Born in Cill na Martra, County Cork, Ó Síocháin was the son of Daniel and Kate Sheehan (née Lynch). His father ran a small grocery business. Ó Síocháin was educated locally and, after qualifying as a national school teacher, moved to Dublin in 1935 where he taught for 11 years.

Ó Síocháin first played hurling and Gaelic football with the Macroom club and won a county senior championship medal with the club as a seventeen-year-old in 1931. He later joined the Clann na Gael club in Dublin. Ó Síocháin won two more county senior championship medals with his adopted club.

After impressing at club level, Ó Síocháin made his debut on the inter-county scene as a member of the Cork minor team in 1932. He subsequently joined the Cork senior team and made his debut during the 1935 championship. After declaring for Dublin he captained the senior team in 1938, however, Ó Síocháin returned to the Cork team the following year and continued to play for them until his retirement in 1941.

By this stage Ó Síocháin was known nationally as a ballad singer and did some broadcasts for Radió Éireann on such programmes as Ireland is Singing, Round the Fire and Balladmakers' Saturday Night. He toured the United States on four occasions with Irish singers and was also a member of the Dublin Grand Opera Society.

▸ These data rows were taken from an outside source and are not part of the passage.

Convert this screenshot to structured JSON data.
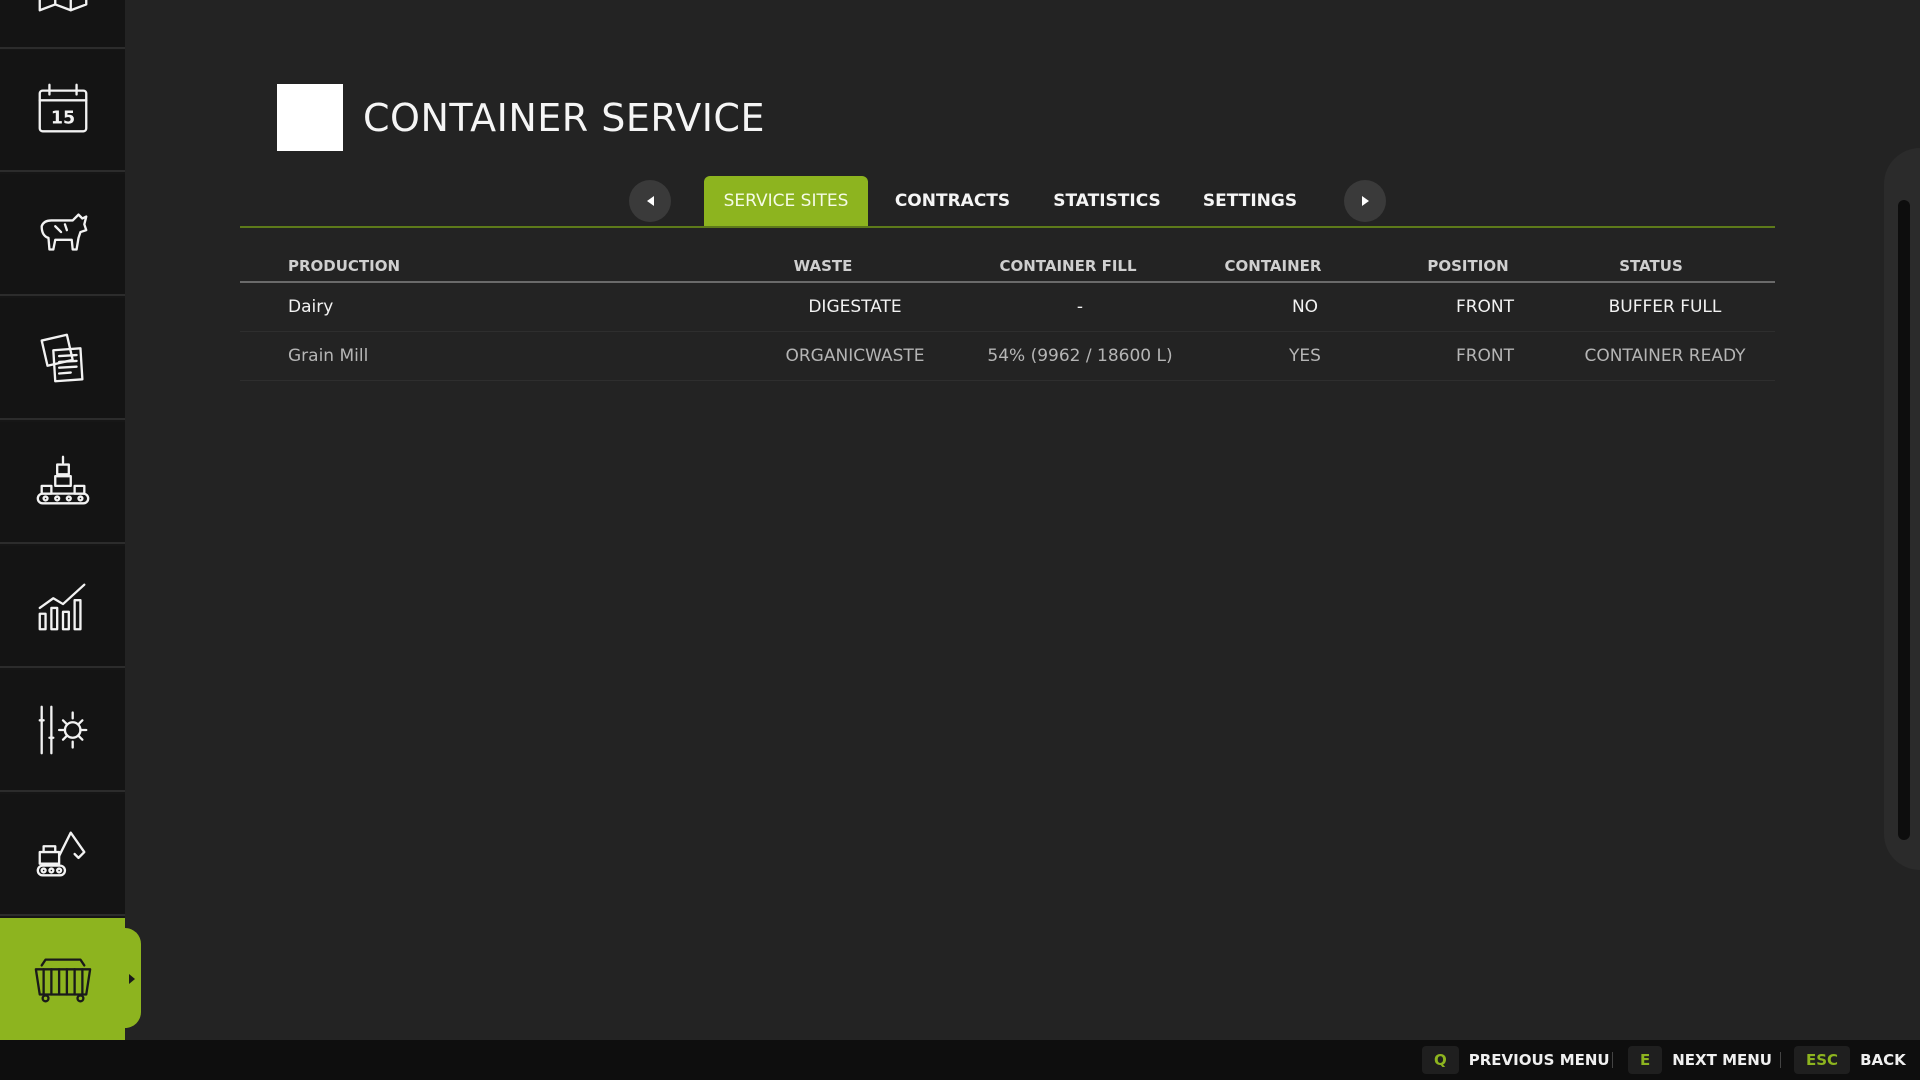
{
  "header": {
    "title": "CONTAINER SERVICE"
  },
  "tabs": [
    {
      "label": "SERVICE SITES",
      "active": true
    },
    {
      "label": "CONTRACTS",
      "active": false
    },
    {
      "label": "STATISTICS",
      "active": false
    },
    {
      "label": "SETTINGS",
      "active": false
    }
  ],
  "sidebar": {
    "items": [
      {
        "icon": "map-icon"
      },
      {
        "icon": "calendar-icon",
        "text": "15"
      },
      {
        "icon": "cow-icon"
      },
      {
        "icon": "documents-icon"
      },
      {
        "icon": "production-icon"
      },
      {
        "icon": "chart-icon"
      },
      {
        "icon": "settings-icon"
      },
      {
        "icon": "excavator-icon"
      },
      {
        "icon": "container-icon",
        "active": true
      }
    ]
  },
  "table": {
    "columns": [
      "PRODUCTION",
      "WASTE",
      "CONTAINER FILL",
      "CONTAINER",
      "POSITION",
      "STATUS"
    ],
    "rows": [
      {
        "production": "Dairy",
        "waste": "DIGESTATE",
        "fill": "-",
        "container": "NO",
        "position": "FRONT",
        "status": "BUFFER FULL"
      },
      {
        "production": "Grain Mill",
        "waste": "ORGANICWASTE",
        "fill": "54%  (9962 / 18600 L)",
        "container": "YES",
        "position": "FRONT",
        "status": "CONTAINER READY"
      }
    ]
  },
  "bottom_bar": {
    "hints": [
      {
        "key": "Q",
        "label": "PREVIOUS MENU"
      },
      {
        "key": "E",
        "label": "NEXT MENU"
      },
      {
        "key": "ESC",
        "label": "BACK"
      }
    ]
  },
  "colors": {
    "accent": "#8db41f",
    "background": "#232323",
    "sidebar": "#141414"
  }
}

Ó Síocháin's career as an official with the Gaelic Athletic Association began in 1946 when he filled a vacancy for assistant secretary, resigning from his teaching post to work full-time with the association. He was elected General-Secretary in 1964, succeeding Pádraig Ó Caoimh. The title was changed to Director-General in 1972, with Ó Síocháin retaining the post until his retirement in 1979. He continued to work for the GAA and was appointed director of fund raising for the new Ceannáras building which was completed in 1982.

Ó Síocháin died on 2 February 1997. His daughter, Orla Ní Síocháin, was a three-time All-Ireland medal winner with the Dublin camogie team while his son-in-law, Jack Ryan, won an All-Ireland medal with Tipperary. Ó Síocháin's grandson, Shane Ryan, was a six-time Leinster medal winner with the Dublin senior team.